Dennis Barnum: Dennis, as in “Dennis the Menace”, and Barnum, as in “Barnum and Bailey Circus” (he purposefully left off the Ringling Brothers association); that’s how he introduced himself to me, and how I have heard him introduce himself to others. It worked. I can often miss someone’s name in an introduction. But I didn’t miss his.
I remember well the first and last time I spoke with Dennis.
Last June, he came to our home to take us out to lunch. Stephanie and I were just heading out the door to speak at an organization that is one of our clients. Had we known it was the last time we would see Dennis, we would have canceled the speaking engagement. Yes, he meant that much to us.
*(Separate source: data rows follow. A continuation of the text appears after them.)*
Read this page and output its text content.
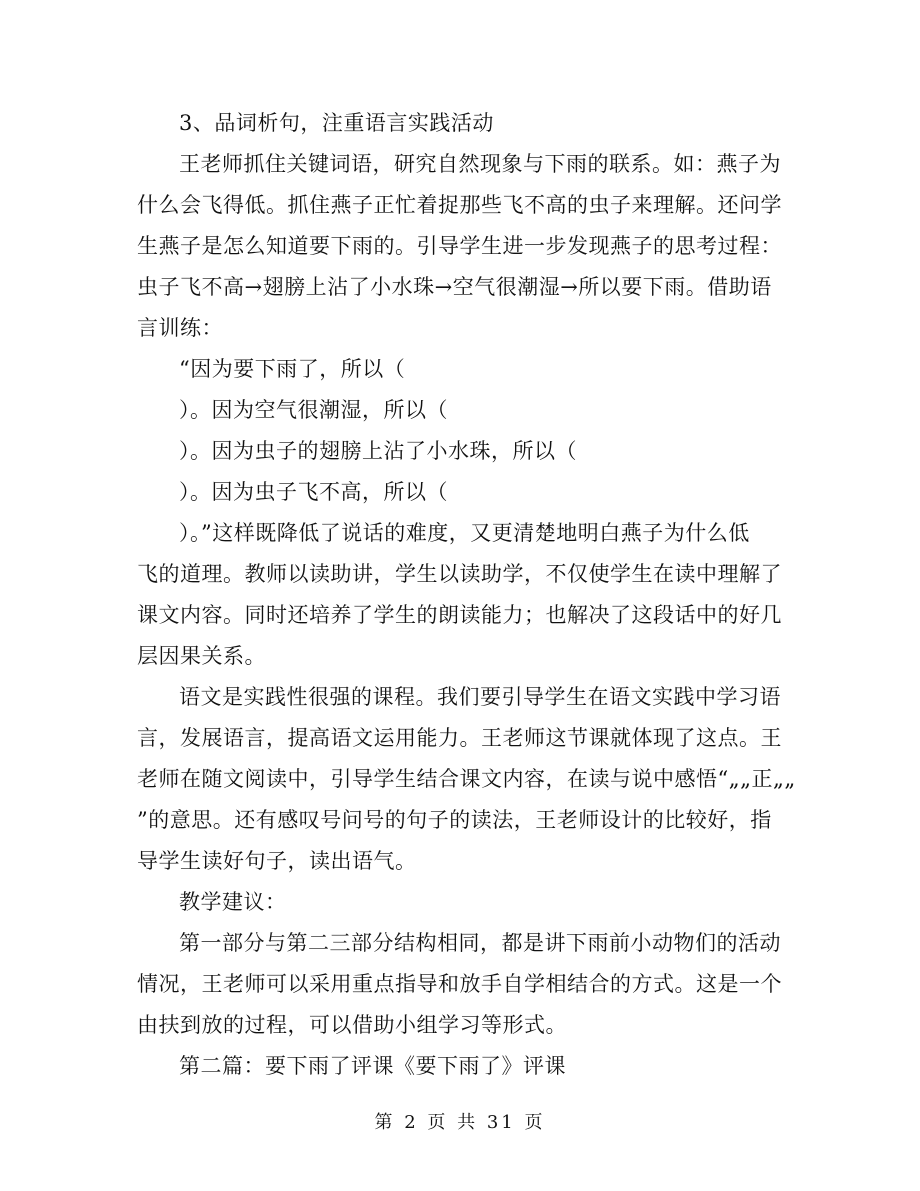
3、品词析句，注重语言实践活动
王老师抓住关键词语，研究自然现象与下雨的联系。如：燕子为
什么会飞得低。抓住燕子正忙着捉那些飞不高的虫子来理解。还问学
生燕子是怎么知道要下雨的。引导学生进一步发现燕子的思考过程：
虫子飞不高→翅膀上沾了小水珠→空气很潮湿→所以要下雨。借助语
言训练：
“因为要下雨了，所以（
）。因为空气很潮湿，所以（
）。因为虫子的翅膀上沾了小水珠，所以（
）。因为虫子飞不高，所以（
）。”这样既降低了说话的难度，又更清楚地明白燕子为什么低
飞的道理。教师以读助讲，学生以读助学，不仅使学生在读中理解了
课文内容。同时还培养了学生的朗读能力；也解决了这段话中的好几
层因果关系。
语文是实践性很强的课程。我们要引导学生在语文实践中学习语
言，发展语言，提高语文运用能力。王老师这节课就体现了这点。王
老师在随文阅读中，引导学生结合课文内容，在读与说中感悟“„„正„„
”的意思。还有感叹号问号的句子的读法，王老师设计的比较好，指
导学生读好句子，读出语气。
教学建议：
第一部分与第二三部分结构相同，都是讲下雨前小动物们的活动
情况，王老师可以采用重点指导和放手自学相结合的方式。这是一个
由扶到放的过程，可以借助小组学习等形式。
第二篇：要下雨了评课《要下雨了》评课
第 2 页 共 31 页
We live a mere two to three blocks from the Central Iowa Health Care System, known to most people as the Veterans Hospital in Des Moines. He was at the Hospital to have some treatment and decided to drop by and take us out to lunch – his treat. He looked pretty good. We were sure we would see him again. However, hindsight tells us that he was there to say goodbye. We didn’t get the hint, even though he told us what was wrong with him – Stage 4 cancer. Stephanie and I learned an extremely valuable lesson from this: friends are more important than events. Besides, one of us could have handled the speaking engagement while the other went to lunch with Dennis. But he understood. He was a proud man; but was humble in an altruistic way. He hugged each of us in our front yard as we parted. Stephanie got three hugs.
I originally met Dennis over the phone. I was working for the Iowa Civil Liberties Union in the mid-1990s when the executive director came up with a plan to find a new breed of directors for the board. We would advertise in the newsletter to see if any ACLU members in Iowa would like to come forward and be considered for nomination to the state affiliate’s board of directors. We received a few inquiries, but only one followed through – Dennis. I called to find his level of interest. Interesting, indeed.
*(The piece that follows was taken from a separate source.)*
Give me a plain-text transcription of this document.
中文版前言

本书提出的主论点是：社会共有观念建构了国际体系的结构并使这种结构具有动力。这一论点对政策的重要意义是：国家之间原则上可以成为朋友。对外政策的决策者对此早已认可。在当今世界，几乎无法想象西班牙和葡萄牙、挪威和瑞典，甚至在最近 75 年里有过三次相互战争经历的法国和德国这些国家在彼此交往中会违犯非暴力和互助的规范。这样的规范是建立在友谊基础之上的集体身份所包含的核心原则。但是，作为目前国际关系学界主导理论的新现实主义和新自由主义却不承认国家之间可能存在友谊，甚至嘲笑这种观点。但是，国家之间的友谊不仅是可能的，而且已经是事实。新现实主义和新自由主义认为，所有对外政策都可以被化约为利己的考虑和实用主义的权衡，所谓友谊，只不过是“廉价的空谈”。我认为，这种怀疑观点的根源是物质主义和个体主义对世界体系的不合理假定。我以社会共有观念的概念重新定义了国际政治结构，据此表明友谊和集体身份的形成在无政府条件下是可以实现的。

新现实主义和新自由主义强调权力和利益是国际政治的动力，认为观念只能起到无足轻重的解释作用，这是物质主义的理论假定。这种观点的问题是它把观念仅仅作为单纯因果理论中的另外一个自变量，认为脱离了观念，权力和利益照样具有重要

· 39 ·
We became good friends the minute he showed up for his first board meeting. He told me that he wanted to be the President of the ICLU someday; that he wanted to be the state affiliate’s representative on the ACLU National Board; and that he wanted to be appointed to the Iowa Civil Rights Commission. Dennis was a man who got things done. He accomplished all but the latter. And he wasn’t finished. After a few years, he wanted to be the President of Iowans Against the Death Penalty. He did that and recruited most of the board members.
But Dennis was more than an overachiever. He was a prolific fundraiser. Unlike most people, he enjoyed it. He traveled the state raising funds for the operation of the Iowa Civil Liberties Union. And put an emphasis on raise. He could take a $500-a-year donor and make them a $1500-a-year donor in a matter of minutes. I witnessed him raising a yearly contribution of $500 to a whopping $10,000 two-year commitment. He didn’t ask for money and head out the door. No, he visited, and he talked about civil liberties, the board, the staff, and a touch of politics. He was interested in the donor’s family. He provided feedback to the organization, which was always significant to establishing a close relationship between benefactor and recipient.
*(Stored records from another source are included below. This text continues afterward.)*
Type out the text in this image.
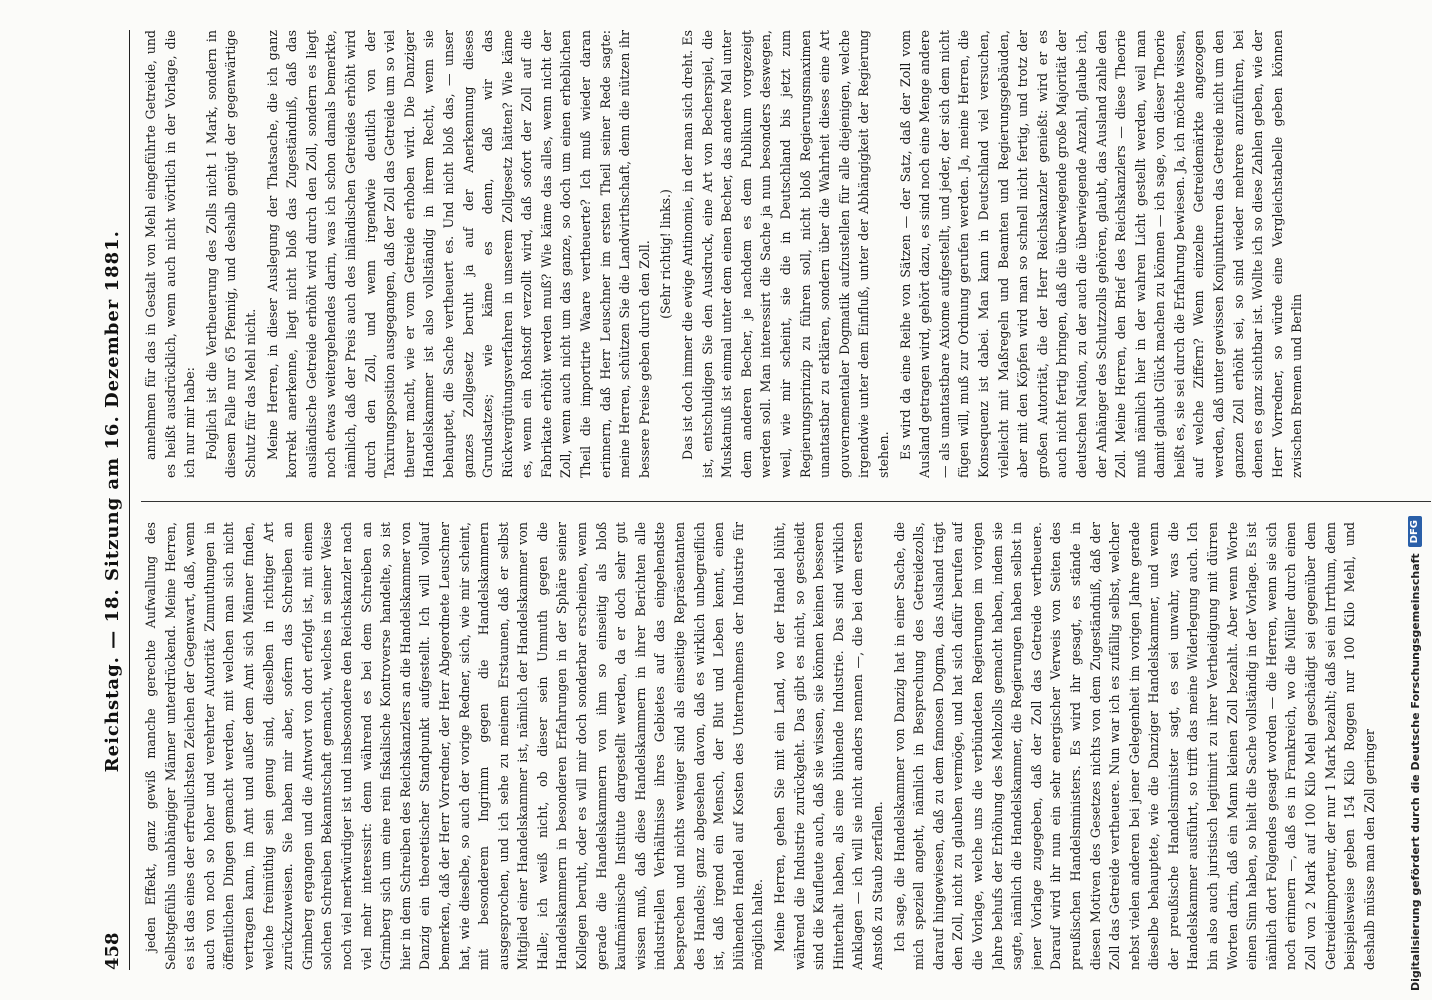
458
Reichstag. — 18. Sitzung am 16. Dezember 1881. jeden Effekt, ganz gewiß manche gerechte Aufwallung des Selbstgefühls unabhängiger Männer unterdrückend. Meine Herren, es ist das eines der erfreulichsten Zeichen der Gegenwart, daß, wenn auch von noch so hoher und verehrter Autorität Zumuthungen in öffentlichen Dingen gemacht werden, mit welchen man sich nicht vertragen kann, im Amt und außer dem Amt sich Männer finden, welche freimüthig sein genug sind, dieselben in richtiger Art zurückzuweisen. Sie haben mir aber, sofern das Schreiben an Grimberg ergangen und die Antwort von dort erfolgt ist, mit einem solchen Schreiben Bekanntschaft gemacht, welches in seiner Weise noch viel merkwürdiger ist und insbesondere den Reichskanzler nach viel mehr interessirt: denn während es bei dem Schreiben an Grimberg sich um eine rein fiskalische Kontroverse handelte, so ist hier in dem Schreiben des Reichskanzlers an die Handelskammer von Danzig ein theoretischer Standpunkt aufgestellt. Ich will vollauf bemerken, daß der Herr Vorredner, der Herr Abgeordnete Leuschner hat, wie dieselbe, so auch der vorige Redner, sich, wie mir scheint, mit besonderem Ingrimm gegen die Handelskammern ausgesprochen, und ich sehe zu meinem Erstaunen, daß er selbst Mitglied einer Handelskammer ist, nämlich der Handelskammer von Halle; ich weiß nicht, ob dieser sein Unmuth gegen die Handelskammern in besonderen Erfahrungen in der Sphäre seiner Kollegen beruht, oder es will mir doch sonderbar erscheinen, wenn gerade die Handelskammern von ihm so einseitig als bloß kaufmännische Institute dargestellt werden, da er doch sehr gut wissen muß, daß diese Handelskammern in ihrer Berichten alle industriellen Verhältnisse ihres Gebietes auf das eingehendste besprechen und nichts weniger sind als einseitige Repräsentanten des Handels; ganz abgesehen davon, daß es wirklich unbegreiflich ist, daß irgend ein Mensch, der Blut und Leben kennt, einen blühenden Handel auf Kosten des Unternehmens der Industrie für möglich halte. Meine Herren, gehen Sie mit ein Land, wo der Handel blüht, während die Industrie zurückgeht. Das gibt es nicht, so gescheidt sind die Kaufleute auch, daß sie wissen, sie können keinen besseren Hinterhalt haben, als eine blühende Industrie. Das sind wirklich Anklagen — ich will sie nicht anders nennen —, die bei dem ersten Anstoß zu Staub zerfallen. Ich sage, die Handelskammer von Danzig hat in einer Sache, die mich speziell angeht, nämlich in Besprechung des Getreidezolls, darauf hingewiesen, daß zu dem famosen Dogma, das Ausland trägt den Zoll, nicht zu glauben vermöge, und hat sich dafür berufen auf die Vorlage, welche uns die verbündeten Regierungen im vorigen Jahre behufs der Erhöhung des Mehlzolls gemacht haben, indem sie sagte, nämlich die Handelskammer, die Regierungen haben selbst in jener Vorlage zugegeben, daß der Zoll das Getreide vertheuere. Darauf wird ihr nun ein sehr energischer Verweis von Seiten des preußischen Handelsministers. Es wird ihr gesagt, es stände in diesen Motiven des Gesetzes nichts von dem Zugeständniß, daß der Zoll das Getreide vertheuere. Nun war ich es zufällig selbst, welcher nebst vielen anderen bei jener Gelegenheit im vorigen Jahre gerade dieselbe behauptete, wie die Danziger Handelskammer, und wenn der preußische Handelsminister sagt, es sei unwahr, was die Handelskammer ausführt, so trifft das meine Widerlegung auch. Ich bin also auch juristisch legitimirt zu ihrer Vertheidigung mit dürren Worten darin, daß ein Mann kleinen Zoll bezahlt. Aber wenn Worte einen Sinn haben, so hielt die Sache vollständig in der Vorlage. Es ist nämlich dort Folgendes gesagt worden — die Herren, wenn sie sich noch erinnern —, daß es in Frankreich, wo die Müller durch einen Zoll von 2 Mark auf 100 Kilo Mehl geschädigt sei gegenüber dem Getreideimporteur, der nur 1 Mark bezahlt; daß sei ein Irrthum, denn beispielsweise geben 154 Kilo Roggen nur 100 Kilo Mehl, und deshalb müsse man den Zoll geringer

annehmen für das in Gestalt von Mehl eingeführte Getreide, und es heißt ausdrücklich, wenn auch nicht wörtlich in der Vorlage, die ich nur mir habe: Folglich ist die Vertheuerung des Zolls nicht 1 Mark, sondern in diesem Falle nur 65 Pfennig, und deshalb genügt der gegenwärtige Schutz für das Mehl nicht. Meine Herren, in dieser Auslegung der Thatsache, die ich ganz korrekt anerkenne, liegt nicht bloß das Zugeständniß, daß das ausländische Getreide erhöht wird durch den Zoll, sondern es liegt noch etwas weitergehendes darin, was ich schon damals bemerkte, nämlich, daß der Preis auch des inländischen Getreides erhöht wird durch den Zoll, und wenn irgendwie deutlich von der Taxirungsposition ausgegangen, daß der Zoll das Getreide um so viel theurer macht, wie er vom Getreide erhoben wird. Die Danziger Handelskammer ist also vollständig in ihrem Recht, wenn sie behauptet, die Sache vertheuert es. Und nicht bloß das, — unser ganzes Zollgesetz beruht ja auf der Anerkennung dieses Grundsatzes; wie käme es denn, daß wir das Rückvergütungsverfahren in unserem Zollgesetz hätten? Wie käme es, wenn ein Rohstoff verzollt wird, daß sofort der Zoll auf die Fabrikate erhöht werden muß? Wie käme das alles, wenn nicht der Zoll, wenn auch nicht um das ganze, so doch um einen erheblichen Theil die importirte Waare vertheuerte? Ich muß wieder daran erinnern, daß Herr Leuschner im ersten Theil seiner Rede sagte: meine Herren, schützen Sie die Landwirthschaft, denn die nützen ihr bessere Preise geben durch den Zoll. (Sehr richtig! links.) Das ist doch immer die ewige Antinomie, in der man sich dreht. Es ist, entschuldigen Sie den Ausdruck, eine Art von Becherspiel, die Muskatnuß ist einmal unter dem einen Becher, das andere Mal unter dem anderen Becher, je nachdem es dem Publikum vorgezeigt werden soll. Man interessirt die Sache ja nun besonders deswegen, weil, wie mir scheint, sie die in Deutschland bis jetzt zum Regierungsprinzip zu führen soll, nicht bloß Regierungsmaximen unantastbar zu erklären, sondern über die Wahrheit dieses eine Art gouvernementaler Dogmatik aufzustellen für alle diejenigen, welche irgendwie unter dem Einfluß, unter der Abhängigkeit der Regierung stehen. Es wird da eine Reihe von Sätzen — der Satz, daß der Zoll vom Ausland getragen wird, gehört dazu, es sind noch eine Menge andere — als unantastbare Axiome aufgestellt, und jeder, der sich dem nicht fügen will, muß zur Ordnung gerufen werden. Ja, meine Herren, die Konsequenz ist dabei. Man kann in Deutschland viel versuchen, vielleicht mit Maßregeln und Beamten und Regierungsgebäuden, aber mit den Köpfen wird man so schnell nicht fertig, und trotz der großen Autorität, die der Herr Reichskanzler genießt: wird er es auch nicht fertig bringen, daß die überwiegende große Majorität der deutschen Nation, zu der auch die überwiegende Anzahl, glaube ich, der Anhänger des Schutzzolls gehören, glaubt, das Ausland zahle den Zoll. Meine Herren, den Brief des Reichskanzlers — diese Theorie muß nämlich hier in der wahren Licht gestellt werden, weil man damit glaubt Glück machen zu können — ich sage, von dieser Theorie heißt es, sie sei durch die Erfahrung bewiesen. Ja, ich möchte wissen, auf welche Ziffern? Wenn einzelne Getreidemärkte angezogen werden, daß unter gewissen Konjunkturen das Getreide nicht um den ganzen Zoll erhöht sei, so sind wieder mehrere anzuführen, bei denen es ganz sichtbar ist. Wollte ich so diese Zahlen geben, wie der Herr Vorredner, so würde eine Vergleichstabelle geben können zwischen Bremen und Berlin

Digitalisierung gefördert durch die Deutsche Forschungsgemeinschaft
DFG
He held a session in which he taught the rest of the board members how to compete with him, and he began with Maslow’s triangle of hierarchy. It was weird, but effective. Under his leadership, goals were set thousands of dollars above what anyone thought was realistic. Yet, he managed to achieve each and every goal that was set while he was in a position of leadership. He just couldn’t get appointed to the Iowa Civil Rights Commission.
He gave me a letter to edit once. It took two days, a thesaurus and dictionary to get the job done. I sent him a letter once, not to edit, but to read. He returned it with editorial remarks. One thing that solidified our friendship was the fact that neither of us left a dangling participle or ended a sentence with a preposition.
I will miss him.
Dennis Barnum died on Wednesday, September 3, 2014 at Trinity Regional Medical Center in Fort Dodge, IA. He was 80 years-old. He got things done!